Teve um abobado que botou um cartaz em cima do vidro de um micro-ônibus , e claro que com a chuva torrencial que caía, o papelão colou no vidro. Foi a coisa mais próxima de um "vandalismo" que tivemos. Eu senti que se o motorista ligasse o limpador de para-brisa, aquilo ia virar uma meleca e tirar a visão dele, causar um acidente, dar alguma merda. Então fui lá e arranquei.
Os ônibus, para evitarem o bloqueio, começaram a se desviar pelo Krahe, entrando na esquina do antigo Eclipse Dance. Teve uma parte da galera que foi para lá, fechar a brecha. Mas o bloqueio total não durou muito porque, a essas alturas, a multidão começava a dispersar.

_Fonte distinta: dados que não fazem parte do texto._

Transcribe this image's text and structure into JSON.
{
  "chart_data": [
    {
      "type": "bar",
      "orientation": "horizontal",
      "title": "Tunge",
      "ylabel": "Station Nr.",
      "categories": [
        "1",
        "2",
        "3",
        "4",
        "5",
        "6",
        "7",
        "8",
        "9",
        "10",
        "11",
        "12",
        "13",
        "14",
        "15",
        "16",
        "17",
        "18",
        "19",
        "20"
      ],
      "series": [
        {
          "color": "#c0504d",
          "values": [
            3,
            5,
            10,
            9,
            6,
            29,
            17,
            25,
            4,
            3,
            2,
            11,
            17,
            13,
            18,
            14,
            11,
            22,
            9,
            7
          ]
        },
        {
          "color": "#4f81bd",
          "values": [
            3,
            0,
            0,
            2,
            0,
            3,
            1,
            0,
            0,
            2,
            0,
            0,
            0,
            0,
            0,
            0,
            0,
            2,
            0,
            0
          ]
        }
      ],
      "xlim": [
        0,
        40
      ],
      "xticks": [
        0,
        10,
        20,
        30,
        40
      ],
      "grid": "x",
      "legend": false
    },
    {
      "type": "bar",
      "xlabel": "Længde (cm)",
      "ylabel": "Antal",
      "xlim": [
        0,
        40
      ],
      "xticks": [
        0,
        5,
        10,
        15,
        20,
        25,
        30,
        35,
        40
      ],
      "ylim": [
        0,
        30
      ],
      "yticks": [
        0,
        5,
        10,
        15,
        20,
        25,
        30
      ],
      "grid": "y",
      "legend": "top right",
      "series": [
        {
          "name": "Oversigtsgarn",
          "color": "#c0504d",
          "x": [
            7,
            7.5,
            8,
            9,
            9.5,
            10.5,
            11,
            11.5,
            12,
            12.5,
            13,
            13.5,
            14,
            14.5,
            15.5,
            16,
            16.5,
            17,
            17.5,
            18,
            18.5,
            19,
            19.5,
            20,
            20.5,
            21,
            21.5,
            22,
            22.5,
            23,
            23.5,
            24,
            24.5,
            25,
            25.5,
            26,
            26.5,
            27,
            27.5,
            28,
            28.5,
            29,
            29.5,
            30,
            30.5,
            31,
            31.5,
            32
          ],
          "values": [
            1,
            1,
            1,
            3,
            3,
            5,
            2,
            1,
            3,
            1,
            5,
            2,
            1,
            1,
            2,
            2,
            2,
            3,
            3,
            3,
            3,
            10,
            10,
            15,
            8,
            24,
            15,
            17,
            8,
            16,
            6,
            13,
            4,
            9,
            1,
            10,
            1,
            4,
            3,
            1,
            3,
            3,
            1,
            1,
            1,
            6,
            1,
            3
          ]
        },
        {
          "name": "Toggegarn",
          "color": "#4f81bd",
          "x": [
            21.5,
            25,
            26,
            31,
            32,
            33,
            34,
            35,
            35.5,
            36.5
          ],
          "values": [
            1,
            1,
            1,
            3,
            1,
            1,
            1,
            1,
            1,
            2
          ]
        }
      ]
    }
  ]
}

O grupo que restou, muito pequeno, voltou pela avenida principal, e permaneceu em frente à Prefeitura gritando palavras de ordem. Por volta das oito e meia, sem nenhuma ação da polícia, sem nenhum político abrir a boca, sem nada, o grupo final foi dispersando, numa boa, dando fim à manifestação.
Foi um momento bonito, o despertar cívico de um povo tradicionalmente apático e desarticulado. Tinha gente ali falando de ônibus, tinha gente falando de homofobia, tinha gente falando de corrupção. Coseguimos concentrar uma multidão para lutar contra tudo o que está errado em Viamão e no mundo. Foi lindo. Ninguém foi preso. Ninguém quebrou nada. Quarta-feira que vem, às 19h, começa tudo mais uma vez.
PS: Quem chamou?
Incrivelmente, não foi nenhum partido político. A lista "oficial" de organizadores é a seguinte:
Rubens Rebés, Vitor Ávila, Leticia Motta, Fagner Pesch, Laura Cardoso, Gui Lopes e Gabriel Mendes. Nenhum deles detentor de cargo político nenhum.
E para encerrar... o Diário de Viamão publicou em seu site (na coluna do Guto) uma foto na qual eu apareço!